A nova obra de Dionne Brand explora como a leitura pode ser um ato de resistência e reconstrução.
Dionne Brand e a leitura como forma de resistência
Em sua nova obra, ‘Salvamento: Leituras do Naufrágio’, Dionne Brand apresenta uma reflexão profunda sobre como a leitura pode ser uma ferramenta de sobrevivência e resistência. A autora, que é uma voz significativa na literatura contemporânea, utiliza sua experiência e formação para reavaliar clássicos da literatura britânica, revelando como esses textos frequentemente ignoram ou silenciaram as vozes de pessoas negras e outras minorias.
Brand, nascida em Trinidad e Tobago e residente no Canadá desde os anos 70, busca compreender como a literatura colonial moldou narrativas e subjetividades.
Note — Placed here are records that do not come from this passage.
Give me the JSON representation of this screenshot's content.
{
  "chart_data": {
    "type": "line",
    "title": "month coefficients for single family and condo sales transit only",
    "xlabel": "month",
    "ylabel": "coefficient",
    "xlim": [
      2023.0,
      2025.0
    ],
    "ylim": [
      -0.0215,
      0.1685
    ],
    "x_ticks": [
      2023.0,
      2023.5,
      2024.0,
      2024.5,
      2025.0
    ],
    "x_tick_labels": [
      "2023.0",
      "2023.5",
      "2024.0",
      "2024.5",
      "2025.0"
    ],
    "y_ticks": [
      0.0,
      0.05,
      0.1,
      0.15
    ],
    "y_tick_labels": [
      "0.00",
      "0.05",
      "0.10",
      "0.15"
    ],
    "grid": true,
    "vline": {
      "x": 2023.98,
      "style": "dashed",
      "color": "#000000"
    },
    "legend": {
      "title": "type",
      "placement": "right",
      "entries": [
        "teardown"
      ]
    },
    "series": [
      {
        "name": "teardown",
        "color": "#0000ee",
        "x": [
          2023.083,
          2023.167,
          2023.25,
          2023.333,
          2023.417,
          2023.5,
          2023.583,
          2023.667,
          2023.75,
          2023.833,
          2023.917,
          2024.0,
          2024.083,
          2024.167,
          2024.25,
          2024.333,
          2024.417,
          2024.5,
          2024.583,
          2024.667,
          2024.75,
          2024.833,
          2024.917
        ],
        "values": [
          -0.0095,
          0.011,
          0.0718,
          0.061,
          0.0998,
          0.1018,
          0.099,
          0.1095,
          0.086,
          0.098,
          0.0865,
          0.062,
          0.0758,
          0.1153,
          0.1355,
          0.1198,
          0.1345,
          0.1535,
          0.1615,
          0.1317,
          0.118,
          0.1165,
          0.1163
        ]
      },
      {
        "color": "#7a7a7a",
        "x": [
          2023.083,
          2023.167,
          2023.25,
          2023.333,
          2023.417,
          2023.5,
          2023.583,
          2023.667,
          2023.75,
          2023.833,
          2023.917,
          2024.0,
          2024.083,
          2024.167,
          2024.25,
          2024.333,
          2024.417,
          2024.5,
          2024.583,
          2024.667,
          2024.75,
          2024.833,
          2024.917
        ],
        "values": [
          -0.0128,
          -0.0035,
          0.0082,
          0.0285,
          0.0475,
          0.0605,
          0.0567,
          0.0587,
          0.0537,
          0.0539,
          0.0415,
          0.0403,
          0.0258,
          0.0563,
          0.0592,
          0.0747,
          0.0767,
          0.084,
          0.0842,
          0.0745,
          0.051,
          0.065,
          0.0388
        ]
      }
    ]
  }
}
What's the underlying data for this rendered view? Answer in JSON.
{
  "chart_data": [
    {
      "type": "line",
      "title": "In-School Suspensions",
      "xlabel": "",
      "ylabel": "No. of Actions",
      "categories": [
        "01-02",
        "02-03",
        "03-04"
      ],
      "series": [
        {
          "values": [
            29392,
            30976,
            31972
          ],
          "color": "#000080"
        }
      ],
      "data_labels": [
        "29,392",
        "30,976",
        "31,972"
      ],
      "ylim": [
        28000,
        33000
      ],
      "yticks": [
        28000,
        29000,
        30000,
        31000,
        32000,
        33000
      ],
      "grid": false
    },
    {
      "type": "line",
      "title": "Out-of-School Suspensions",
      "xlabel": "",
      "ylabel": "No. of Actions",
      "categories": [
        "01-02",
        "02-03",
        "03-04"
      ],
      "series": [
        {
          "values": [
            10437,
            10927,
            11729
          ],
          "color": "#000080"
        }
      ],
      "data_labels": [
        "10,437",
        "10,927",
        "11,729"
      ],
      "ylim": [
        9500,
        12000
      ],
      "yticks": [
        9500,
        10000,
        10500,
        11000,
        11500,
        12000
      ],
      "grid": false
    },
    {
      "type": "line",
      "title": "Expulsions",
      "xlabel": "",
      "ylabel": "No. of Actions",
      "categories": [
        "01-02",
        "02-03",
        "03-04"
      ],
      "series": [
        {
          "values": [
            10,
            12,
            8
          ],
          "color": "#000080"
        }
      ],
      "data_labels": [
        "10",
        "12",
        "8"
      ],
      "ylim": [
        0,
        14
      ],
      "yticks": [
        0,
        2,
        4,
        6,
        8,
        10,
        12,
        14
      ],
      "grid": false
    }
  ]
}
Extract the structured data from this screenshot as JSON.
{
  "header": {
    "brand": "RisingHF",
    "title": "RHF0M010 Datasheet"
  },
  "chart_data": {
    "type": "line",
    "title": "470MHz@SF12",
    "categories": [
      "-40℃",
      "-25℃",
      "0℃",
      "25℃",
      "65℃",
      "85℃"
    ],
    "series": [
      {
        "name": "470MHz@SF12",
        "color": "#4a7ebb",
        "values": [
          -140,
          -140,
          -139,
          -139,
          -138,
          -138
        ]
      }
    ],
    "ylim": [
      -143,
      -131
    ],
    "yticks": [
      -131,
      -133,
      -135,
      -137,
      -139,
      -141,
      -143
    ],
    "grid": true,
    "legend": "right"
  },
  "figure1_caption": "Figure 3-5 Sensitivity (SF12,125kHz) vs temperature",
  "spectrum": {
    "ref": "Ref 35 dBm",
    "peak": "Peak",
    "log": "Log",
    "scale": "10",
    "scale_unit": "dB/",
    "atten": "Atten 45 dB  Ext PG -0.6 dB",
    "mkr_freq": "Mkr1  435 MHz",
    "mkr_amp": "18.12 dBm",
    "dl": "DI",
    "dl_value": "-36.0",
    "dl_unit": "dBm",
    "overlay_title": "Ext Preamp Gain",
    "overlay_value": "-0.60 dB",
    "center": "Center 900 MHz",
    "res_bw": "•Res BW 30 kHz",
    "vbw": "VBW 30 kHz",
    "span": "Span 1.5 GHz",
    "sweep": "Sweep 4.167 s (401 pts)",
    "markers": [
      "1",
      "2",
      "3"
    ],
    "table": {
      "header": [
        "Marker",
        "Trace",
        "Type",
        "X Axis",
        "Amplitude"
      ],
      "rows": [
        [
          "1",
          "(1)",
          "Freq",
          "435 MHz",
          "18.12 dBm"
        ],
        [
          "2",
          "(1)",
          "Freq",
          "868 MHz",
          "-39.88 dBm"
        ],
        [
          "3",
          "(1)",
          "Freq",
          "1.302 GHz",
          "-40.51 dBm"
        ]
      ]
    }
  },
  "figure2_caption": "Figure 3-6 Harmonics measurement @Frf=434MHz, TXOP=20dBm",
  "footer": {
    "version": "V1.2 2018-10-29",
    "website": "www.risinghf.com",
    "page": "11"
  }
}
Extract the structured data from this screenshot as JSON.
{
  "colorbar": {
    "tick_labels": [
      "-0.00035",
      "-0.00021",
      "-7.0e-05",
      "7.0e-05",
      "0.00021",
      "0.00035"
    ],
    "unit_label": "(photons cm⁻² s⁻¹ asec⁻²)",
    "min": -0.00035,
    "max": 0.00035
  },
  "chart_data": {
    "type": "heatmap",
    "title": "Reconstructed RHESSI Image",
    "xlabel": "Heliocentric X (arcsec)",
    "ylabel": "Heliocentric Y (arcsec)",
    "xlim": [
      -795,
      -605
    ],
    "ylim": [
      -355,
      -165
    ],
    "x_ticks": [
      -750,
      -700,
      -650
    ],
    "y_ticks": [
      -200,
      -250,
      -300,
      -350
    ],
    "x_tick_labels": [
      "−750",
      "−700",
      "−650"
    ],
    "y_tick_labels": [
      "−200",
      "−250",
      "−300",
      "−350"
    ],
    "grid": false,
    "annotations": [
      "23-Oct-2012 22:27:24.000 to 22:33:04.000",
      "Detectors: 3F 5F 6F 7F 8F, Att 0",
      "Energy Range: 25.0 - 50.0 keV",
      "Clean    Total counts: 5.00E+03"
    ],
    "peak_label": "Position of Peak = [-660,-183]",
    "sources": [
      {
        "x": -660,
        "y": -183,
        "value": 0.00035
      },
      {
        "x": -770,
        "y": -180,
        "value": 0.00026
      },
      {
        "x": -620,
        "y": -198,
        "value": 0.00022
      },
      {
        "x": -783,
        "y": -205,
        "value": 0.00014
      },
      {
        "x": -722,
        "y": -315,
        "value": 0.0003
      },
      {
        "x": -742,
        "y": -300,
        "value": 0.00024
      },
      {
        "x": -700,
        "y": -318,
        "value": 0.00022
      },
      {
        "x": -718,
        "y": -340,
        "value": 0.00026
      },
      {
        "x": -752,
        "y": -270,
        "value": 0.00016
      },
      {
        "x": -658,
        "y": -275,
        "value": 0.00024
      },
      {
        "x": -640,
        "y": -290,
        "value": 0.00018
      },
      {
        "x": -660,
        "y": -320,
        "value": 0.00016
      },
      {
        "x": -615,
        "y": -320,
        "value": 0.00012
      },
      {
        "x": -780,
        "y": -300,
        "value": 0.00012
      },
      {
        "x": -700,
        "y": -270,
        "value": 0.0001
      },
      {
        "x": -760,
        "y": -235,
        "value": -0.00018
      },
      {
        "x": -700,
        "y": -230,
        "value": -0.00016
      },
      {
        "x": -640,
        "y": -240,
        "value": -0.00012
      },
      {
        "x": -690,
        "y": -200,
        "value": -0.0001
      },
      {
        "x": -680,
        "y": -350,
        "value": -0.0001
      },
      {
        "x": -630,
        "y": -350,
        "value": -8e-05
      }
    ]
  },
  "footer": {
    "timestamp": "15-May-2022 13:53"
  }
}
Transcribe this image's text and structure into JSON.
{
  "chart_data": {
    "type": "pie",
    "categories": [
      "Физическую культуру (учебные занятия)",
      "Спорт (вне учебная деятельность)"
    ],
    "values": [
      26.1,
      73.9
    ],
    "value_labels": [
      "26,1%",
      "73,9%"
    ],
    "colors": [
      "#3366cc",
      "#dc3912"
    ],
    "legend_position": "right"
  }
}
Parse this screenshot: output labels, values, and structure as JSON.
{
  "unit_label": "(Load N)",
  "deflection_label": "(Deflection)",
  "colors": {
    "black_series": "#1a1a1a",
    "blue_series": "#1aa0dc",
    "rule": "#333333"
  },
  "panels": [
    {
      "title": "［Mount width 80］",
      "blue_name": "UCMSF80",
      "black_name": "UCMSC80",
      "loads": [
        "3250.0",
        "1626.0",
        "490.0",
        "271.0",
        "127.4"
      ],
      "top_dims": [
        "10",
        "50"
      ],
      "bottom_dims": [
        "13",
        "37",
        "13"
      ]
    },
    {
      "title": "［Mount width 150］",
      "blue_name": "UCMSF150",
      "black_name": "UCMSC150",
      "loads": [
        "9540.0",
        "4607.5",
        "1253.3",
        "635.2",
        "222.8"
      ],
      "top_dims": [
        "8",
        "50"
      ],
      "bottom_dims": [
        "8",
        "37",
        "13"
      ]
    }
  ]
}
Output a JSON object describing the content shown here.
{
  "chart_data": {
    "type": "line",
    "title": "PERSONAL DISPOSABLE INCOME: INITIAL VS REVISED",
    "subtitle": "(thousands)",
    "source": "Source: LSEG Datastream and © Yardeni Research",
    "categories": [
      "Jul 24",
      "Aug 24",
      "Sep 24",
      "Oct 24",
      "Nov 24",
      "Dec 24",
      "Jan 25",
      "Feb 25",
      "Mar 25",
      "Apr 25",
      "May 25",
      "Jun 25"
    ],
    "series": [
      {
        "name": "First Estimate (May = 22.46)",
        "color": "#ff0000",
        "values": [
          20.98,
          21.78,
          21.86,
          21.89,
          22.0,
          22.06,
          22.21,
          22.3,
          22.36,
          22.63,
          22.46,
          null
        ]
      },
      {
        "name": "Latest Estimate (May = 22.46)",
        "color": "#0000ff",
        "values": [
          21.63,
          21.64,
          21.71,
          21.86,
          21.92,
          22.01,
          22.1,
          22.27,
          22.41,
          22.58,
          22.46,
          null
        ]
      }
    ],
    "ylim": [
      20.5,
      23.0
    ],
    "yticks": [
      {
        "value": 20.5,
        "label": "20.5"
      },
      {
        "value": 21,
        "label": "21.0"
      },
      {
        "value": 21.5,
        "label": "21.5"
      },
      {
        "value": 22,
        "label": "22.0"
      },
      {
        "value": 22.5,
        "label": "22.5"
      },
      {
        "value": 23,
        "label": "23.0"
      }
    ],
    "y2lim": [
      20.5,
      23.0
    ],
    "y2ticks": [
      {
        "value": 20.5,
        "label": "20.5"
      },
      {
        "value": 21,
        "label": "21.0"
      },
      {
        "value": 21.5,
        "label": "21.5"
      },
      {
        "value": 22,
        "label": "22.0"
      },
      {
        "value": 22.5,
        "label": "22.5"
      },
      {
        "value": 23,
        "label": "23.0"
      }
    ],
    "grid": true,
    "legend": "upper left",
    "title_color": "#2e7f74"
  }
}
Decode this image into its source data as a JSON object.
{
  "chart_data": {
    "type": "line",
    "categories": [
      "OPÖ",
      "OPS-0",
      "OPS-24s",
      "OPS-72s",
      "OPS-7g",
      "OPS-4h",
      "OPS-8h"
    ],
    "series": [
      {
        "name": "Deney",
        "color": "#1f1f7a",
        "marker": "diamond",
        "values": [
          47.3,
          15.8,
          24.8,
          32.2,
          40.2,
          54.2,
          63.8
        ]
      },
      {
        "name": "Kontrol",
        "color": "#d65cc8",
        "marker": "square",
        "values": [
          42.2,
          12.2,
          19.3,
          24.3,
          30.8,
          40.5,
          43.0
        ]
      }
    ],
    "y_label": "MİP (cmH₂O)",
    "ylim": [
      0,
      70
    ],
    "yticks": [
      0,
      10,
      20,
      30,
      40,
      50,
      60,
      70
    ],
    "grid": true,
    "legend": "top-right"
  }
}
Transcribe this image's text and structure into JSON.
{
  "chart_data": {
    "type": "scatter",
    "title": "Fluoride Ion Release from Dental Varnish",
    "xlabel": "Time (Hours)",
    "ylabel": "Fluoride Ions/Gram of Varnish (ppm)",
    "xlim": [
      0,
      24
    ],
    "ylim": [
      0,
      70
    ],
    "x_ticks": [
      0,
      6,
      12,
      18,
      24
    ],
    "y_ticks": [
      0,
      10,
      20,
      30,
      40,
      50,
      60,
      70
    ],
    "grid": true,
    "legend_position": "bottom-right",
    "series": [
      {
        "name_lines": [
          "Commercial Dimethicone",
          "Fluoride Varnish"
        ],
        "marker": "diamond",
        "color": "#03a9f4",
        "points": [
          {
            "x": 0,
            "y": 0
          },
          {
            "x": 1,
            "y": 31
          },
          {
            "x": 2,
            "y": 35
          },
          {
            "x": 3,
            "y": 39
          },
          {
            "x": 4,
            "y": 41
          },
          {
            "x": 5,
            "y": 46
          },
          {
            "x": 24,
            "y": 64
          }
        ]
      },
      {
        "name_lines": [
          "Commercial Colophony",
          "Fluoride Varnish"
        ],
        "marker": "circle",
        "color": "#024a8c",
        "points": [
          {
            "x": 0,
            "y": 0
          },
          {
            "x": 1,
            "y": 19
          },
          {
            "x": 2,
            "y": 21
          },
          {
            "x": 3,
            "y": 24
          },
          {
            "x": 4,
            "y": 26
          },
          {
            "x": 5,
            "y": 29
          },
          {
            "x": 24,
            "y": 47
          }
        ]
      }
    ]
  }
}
Com um olhar atento, ela reinterpreta obras de autores como Defoe e Austen, identificando as marcas do colonialismo e as lacunas deixadas por esses textos. Esta análise não só enriquece a leitura de clássicos, mas também propõe um diálogo com a literatura contemporânea.
O papel do colonialismo na literatura
Através de suas reflexões, Brand destaca a importância de uma leitura crítica que reconheça as ausências e silenciamentos. Em sua análise de ‘Jane Eyre’, por exemplo, Brand revela como a narrativa da personagem principal foi construída em um contexto colonial que oculta a violência subjacente que sustenta a vida das personagens brancas. Essa crítica à literatura clássica não é um chamado para abandoná-la, mas sim para abordá-la com um olhar mais atento às suas implicações sociais e históricas.
Brand não defende a exclusão dos clássicos da literatura branca, mas sim a necessidade de exercitar uma leitura crítica que desvende os contextos mais amplos em que essas obras foram escritas. Para ela, a pedagogia colonial ainda influencia a maneira como lemos e interpretamos esses textos, fazendo com que muitos leitores deixem de notar as vozes ausentes.
Conexões com a literatura contemporânea
A autora também aproxima sua crítica da produção literária brasileira contemporânea. Em eventos como a Flup, no Rio de Janeiro, Brand dialoga sobre obras de autores brasileiros que abordam a experiência negra. Ela menciona o romance ‘Meridiana’, de Eliana Alves Cruz, e a escrita de Conceição Evaristo, destacando como essas obras refletem a complexidade da vivência negra e oferecem novas narrativas que rompem com a linearidade histórica.
A urgência de narrar as vidas submersas
Brand argumenta que a literatura deve servir como um meio para recuperar histórias que foram deliberadamente apagadas ou ignoradas. Ela nos convida a praticar uma leitura que insufla vida às narrativas que a sociedade insiste em deixar submersas. Ao explorar a relação entre ficção, poder e memória, a autora revela como a literatura pode ser não apenas um espaço de escapismo, mas também um campo de batalha para a memória e a identidade.
Conclusão
Em ‘Salvamento’, Dionne Brand nos oferece uma perspectiva crítica sobre a literatura e sua capacidade de influenciar a percepção da história e da identidade. Sua obra é um convite à reflexão e à ação, desafiando o leitor a reconsiderar não apenas o que lê, mas também como lê. Através de suas palavras, Brand destaca a urgência de narrar as vidas que foram destruídas pelos livros e a importância de dar voz àqueles que foram silenciados pela história.